Я в порядке. Отхватил пару тумаков, пока добрался до машины, но ничего серьезного. Они гнались за мной, представляешь, Нейт? На двух пикапах. Висели у меня на хвосте почти до самого Лаббока, пока им не надоело и они не отстали.
С чего все началось? задает вопрос Нейт.
Я смотрю на него, не свожу глаз с четко очерченного подбородка и алых пятен на скулах, которые вспыхивают всегда, когда он рассержен. Знаю, мне следовало бы глядеть на Эймоса, ведь он пострадал и явно стряслось что-то плохое, и все же мой взор прикован к Нейту. Я часто на него смотрю.
Да ни с чего, отвечает Эймос. Я перекладывал покупки из тележки, а этот тип спросил, откуда я. Не то чтобы его это интересовало, он и так знал.
И что он сказал?
Спросил, не из тех ли я извращенцев, что сбились в Божий Легион. При этом воспоминании лицо Эймоса багровеет. Потом спросил, успел ли я сегодня трахнуть собственную дочку.
Толпу, окружившую пикап, облетает гул негодования. Слышатся возгласы «ересь» и «Змей», некоторые из моих Братьев и Сестер тут же закрывают глаза и начинают молиться.
А ты ему что?
Эймос мрачно ухмыляется.
Сказал, что у меня нет дочки.
Смех Нейта разносится по двору.
Хороший ответ, одобряет он. Видимо, после этого он на тебя и набросился?
Да, кивает Эймос. Вместе с двумя дружками.
Ты дал им сдачи?
Вопрос, заданный знакомым раскатистым голосом, исходит не от Нейта. Головы всей толпы как по команде поворачиваются в сторону Большого дома. Отец Джон стоит на крыльце, его длинные темные волосы колышутся на свежем вечернем ветерке. На нем те же серая рубашка, джинсы и сапоги, что и всегда; пронзительный взгляд устремлен на того, кто стоит у пикапа.

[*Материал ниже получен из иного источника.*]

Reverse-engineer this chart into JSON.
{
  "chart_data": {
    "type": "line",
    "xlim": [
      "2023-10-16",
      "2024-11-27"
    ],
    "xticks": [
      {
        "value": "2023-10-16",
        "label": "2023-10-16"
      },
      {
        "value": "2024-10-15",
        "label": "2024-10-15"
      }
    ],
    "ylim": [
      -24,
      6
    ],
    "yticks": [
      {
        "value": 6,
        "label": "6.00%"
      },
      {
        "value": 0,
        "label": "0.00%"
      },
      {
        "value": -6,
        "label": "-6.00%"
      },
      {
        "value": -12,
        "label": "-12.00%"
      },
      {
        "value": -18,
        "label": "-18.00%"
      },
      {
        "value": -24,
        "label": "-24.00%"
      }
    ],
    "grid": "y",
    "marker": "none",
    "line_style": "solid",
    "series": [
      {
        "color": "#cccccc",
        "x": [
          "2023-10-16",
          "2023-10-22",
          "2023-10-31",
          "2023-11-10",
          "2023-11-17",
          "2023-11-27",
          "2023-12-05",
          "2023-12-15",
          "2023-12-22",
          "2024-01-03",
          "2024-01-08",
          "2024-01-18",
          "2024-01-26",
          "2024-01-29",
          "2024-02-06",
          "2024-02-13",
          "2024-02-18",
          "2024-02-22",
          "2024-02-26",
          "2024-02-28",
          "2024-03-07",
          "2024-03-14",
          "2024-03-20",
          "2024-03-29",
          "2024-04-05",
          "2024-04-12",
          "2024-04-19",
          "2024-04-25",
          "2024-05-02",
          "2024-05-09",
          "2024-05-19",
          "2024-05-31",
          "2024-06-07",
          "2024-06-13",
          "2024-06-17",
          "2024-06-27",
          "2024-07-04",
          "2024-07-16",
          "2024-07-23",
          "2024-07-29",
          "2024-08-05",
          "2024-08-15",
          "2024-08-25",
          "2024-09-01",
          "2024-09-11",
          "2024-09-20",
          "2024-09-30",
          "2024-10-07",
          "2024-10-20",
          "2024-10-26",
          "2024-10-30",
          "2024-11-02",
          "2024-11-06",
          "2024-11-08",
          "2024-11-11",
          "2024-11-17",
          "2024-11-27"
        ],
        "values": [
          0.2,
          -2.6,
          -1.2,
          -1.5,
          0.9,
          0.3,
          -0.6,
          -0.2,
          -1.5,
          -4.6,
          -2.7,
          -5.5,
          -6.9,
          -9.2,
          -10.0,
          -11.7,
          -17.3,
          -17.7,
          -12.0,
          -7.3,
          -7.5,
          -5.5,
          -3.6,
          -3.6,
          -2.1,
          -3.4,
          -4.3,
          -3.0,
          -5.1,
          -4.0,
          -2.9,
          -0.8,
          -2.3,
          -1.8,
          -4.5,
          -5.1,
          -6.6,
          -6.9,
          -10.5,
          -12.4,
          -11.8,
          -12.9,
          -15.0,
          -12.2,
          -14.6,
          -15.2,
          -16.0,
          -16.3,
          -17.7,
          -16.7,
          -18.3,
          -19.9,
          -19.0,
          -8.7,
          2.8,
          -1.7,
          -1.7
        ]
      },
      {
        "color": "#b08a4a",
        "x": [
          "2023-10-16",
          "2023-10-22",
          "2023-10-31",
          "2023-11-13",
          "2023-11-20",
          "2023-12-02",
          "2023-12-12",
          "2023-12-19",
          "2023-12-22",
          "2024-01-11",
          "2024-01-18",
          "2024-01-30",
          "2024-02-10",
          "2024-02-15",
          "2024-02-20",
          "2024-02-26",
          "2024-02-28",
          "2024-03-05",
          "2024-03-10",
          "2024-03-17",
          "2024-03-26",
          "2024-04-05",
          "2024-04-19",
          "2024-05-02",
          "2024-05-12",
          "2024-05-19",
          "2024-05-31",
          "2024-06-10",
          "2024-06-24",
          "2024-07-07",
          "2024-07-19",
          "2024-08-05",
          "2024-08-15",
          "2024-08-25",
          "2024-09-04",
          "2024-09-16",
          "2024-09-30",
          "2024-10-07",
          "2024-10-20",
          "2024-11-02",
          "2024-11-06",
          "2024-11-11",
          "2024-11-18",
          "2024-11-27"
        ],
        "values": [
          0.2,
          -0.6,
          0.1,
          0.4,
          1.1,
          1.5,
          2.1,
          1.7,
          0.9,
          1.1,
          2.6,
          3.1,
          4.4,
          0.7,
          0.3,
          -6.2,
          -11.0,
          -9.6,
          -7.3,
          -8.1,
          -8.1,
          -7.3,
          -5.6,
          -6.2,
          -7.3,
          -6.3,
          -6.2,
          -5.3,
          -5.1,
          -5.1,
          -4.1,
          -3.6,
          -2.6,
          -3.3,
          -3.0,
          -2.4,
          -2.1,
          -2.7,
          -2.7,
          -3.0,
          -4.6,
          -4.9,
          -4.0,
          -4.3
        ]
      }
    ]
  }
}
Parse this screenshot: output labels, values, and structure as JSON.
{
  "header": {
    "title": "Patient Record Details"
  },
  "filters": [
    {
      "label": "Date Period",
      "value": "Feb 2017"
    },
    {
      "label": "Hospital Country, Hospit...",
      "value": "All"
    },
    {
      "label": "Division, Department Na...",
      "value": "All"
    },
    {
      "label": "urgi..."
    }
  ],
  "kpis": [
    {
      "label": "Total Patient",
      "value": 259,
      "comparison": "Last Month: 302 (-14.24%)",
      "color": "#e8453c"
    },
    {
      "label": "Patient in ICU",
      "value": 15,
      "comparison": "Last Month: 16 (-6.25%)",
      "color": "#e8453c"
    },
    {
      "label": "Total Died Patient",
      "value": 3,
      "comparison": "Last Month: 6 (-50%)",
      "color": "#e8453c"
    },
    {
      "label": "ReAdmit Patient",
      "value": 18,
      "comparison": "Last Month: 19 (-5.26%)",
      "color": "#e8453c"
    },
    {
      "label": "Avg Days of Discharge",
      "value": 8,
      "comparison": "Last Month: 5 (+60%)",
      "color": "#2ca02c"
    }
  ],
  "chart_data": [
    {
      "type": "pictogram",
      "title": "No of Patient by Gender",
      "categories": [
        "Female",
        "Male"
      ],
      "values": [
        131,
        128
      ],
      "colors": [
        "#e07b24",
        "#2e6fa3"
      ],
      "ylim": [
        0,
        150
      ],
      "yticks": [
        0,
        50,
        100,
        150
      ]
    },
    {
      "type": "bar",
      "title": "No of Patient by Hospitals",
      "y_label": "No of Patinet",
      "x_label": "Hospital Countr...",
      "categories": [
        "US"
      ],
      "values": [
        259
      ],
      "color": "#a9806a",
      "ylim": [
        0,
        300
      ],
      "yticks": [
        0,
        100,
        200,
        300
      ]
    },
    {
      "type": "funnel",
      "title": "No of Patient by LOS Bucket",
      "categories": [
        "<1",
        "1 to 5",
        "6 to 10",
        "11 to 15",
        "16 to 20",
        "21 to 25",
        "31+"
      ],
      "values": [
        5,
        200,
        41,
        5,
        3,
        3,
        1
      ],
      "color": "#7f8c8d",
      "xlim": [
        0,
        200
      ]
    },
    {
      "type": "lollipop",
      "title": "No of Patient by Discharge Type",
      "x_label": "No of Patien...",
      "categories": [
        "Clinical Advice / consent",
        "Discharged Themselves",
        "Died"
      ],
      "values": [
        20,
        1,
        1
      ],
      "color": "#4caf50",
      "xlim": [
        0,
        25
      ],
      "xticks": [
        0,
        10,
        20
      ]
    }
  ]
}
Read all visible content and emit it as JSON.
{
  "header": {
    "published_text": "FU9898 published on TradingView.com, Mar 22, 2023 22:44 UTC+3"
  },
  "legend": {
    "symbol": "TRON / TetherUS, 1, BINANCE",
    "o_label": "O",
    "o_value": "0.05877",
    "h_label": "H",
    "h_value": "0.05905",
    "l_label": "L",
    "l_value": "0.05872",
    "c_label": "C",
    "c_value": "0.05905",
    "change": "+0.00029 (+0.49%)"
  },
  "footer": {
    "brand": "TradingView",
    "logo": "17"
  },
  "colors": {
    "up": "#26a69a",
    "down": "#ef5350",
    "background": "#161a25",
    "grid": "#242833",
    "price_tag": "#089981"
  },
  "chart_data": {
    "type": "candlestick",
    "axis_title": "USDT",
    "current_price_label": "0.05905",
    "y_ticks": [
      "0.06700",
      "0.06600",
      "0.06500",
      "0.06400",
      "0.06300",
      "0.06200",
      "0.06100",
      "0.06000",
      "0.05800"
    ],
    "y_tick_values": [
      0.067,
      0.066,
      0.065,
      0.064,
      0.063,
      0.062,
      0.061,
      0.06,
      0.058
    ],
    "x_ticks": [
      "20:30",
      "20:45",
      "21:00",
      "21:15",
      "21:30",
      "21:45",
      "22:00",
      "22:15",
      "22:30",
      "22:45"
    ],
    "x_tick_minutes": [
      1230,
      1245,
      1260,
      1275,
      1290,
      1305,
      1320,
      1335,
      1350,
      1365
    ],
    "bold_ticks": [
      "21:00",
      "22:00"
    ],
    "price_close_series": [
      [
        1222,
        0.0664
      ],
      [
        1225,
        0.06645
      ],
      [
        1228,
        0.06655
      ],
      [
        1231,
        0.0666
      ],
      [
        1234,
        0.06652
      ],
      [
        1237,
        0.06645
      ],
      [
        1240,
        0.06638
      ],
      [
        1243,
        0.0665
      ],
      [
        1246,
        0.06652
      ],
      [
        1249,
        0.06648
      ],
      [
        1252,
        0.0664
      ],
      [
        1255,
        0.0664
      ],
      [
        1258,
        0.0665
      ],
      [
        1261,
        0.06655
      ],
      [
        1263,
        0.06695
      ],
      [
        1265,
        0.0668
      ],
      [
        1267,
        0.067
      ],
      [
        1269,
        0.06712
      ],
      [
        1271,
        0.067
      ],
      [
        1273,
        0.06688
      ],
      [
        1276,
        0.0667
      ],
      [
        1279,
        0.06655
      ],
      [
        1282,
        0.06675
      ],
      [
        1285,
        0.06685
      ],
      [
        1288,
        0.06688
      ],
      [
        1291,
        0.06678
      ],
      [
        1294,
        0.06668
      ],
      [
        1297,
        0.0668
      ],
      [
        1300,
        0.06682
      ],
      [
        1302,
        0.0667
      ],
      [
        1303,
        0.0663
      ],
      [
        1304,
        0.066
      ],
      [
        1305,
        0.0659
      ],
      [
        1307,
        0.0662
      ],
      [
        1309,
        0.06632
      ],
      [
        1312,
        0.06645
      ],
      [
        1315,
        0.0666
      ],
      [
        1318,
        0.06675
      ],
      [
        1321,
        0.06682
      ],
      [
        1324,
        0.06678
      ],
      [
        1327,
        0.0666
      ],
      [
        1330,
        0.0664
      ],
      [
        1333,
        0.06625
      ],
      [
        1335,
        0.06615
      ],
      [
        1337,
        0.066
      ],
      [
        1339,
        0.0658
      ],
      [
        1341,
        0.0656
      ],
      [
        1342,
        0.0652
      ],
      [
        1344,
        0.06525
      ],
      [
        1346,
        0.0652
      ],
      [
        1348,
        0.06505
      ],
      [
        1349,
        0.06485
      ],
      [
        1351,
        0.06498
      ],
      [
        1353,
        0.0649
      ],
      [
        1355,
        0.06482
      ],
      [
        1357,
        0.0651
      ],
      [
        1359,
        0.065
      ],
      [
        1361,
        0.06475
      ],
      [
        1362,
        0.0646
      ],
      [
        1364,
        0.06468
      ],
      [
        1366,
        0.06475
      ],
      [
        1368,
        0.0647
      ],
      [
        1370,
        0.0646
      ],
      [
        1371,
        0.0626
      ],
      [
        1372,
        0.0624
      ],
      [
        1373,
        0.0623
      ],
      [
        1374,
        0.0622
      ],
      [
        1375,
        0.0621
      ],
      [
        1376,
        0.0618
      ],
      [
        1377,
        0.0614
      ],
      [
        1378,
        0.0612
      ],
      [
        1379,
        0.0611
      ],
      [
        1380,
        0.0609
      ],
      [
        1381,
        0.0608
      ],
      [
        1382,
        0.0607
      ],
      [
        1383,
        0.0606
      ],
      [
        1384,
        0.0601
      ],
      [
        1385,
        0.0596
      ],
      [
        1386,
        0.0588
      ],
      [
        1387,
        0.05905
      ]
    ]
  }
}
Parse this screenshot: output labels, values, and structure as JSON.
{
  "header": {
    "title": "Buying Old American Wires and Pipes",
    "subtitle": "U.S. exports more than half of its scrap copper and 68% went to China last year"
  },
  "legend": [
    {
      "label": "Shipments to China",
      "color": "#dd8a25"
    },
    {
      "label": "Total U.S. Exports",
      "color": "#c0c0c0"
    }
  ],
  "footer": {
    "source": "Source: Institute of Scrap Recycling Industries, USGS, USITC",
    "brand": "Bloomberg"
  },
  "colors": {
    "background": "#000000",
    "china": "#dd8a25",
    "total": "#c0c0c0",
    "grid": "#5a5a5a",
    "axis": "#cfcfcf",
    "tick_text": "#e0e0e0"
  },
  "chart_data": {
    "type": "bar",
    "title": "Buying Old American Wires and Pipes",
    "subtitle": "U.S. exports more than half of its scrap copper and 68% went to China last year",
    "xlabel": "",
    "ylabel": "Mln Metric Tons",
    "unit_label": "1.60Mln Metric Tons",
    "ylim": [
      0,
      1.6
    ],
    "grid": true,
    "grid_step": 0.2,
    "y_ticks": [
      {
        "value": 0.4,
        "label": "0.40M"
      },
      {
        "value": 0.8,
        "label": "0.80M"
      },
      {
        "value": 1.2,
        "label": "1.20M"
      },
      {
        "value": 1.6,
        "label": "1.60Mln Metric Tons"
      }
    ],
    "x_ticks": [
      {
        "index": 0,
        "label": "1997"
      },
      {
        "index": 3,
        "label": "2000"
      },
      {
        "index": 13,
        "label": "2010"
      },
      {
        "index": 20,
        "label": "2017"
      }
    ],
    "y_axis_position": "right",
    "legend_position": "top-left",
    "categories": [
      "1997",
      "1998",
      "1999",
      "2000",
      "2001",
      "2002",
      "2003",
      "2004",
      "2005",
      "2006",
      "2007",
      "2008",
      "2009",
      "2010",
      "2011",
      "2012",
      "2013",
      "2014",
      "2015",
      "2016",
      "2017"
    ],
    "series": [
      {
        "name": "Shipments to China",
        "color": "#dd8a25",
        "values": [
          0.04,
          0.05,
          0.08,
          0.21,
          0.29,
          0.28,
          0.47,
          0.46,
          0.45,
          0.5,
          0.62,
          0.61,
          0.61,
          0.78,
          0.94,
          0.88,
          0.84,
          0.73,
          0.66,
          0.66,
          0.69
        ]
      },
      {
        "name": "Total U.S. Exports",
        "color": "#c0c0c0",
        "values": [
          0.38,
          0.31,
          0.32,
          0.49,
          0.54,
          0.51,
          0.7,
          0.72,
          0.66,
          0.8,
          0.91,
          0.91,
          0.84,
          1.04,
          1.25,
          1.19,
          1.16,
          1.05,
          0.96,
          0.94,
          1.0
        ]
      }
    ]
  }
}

Нет, отче, говорит Эймос. Я вырвался и убежал.
Отец Джон кивает.
Все правильно. Он удостаивает Эймоса скупой улыбкой. Ты проявил верность Господу нашему, как я и ожидал.
Краем глаза я замечаю, как недовольно хмурится Люк. Ему семнадцать, он старше меня всего на месяц или около того по крайней мере, насколько это известно, и всю свою жизнь он провел на Базе. Каждое воскресное утро отец Джон повторяет нам, что лишь самым достойным людям, лучшим из лучших, самым преданным и истинно верующим, позволено служить в Легионе, ибо Господь не ошибается, и думать иначе лютая ересь. И все-таки я не уверена, что Люк подходит критериям отбора. Отнюдь не уверена.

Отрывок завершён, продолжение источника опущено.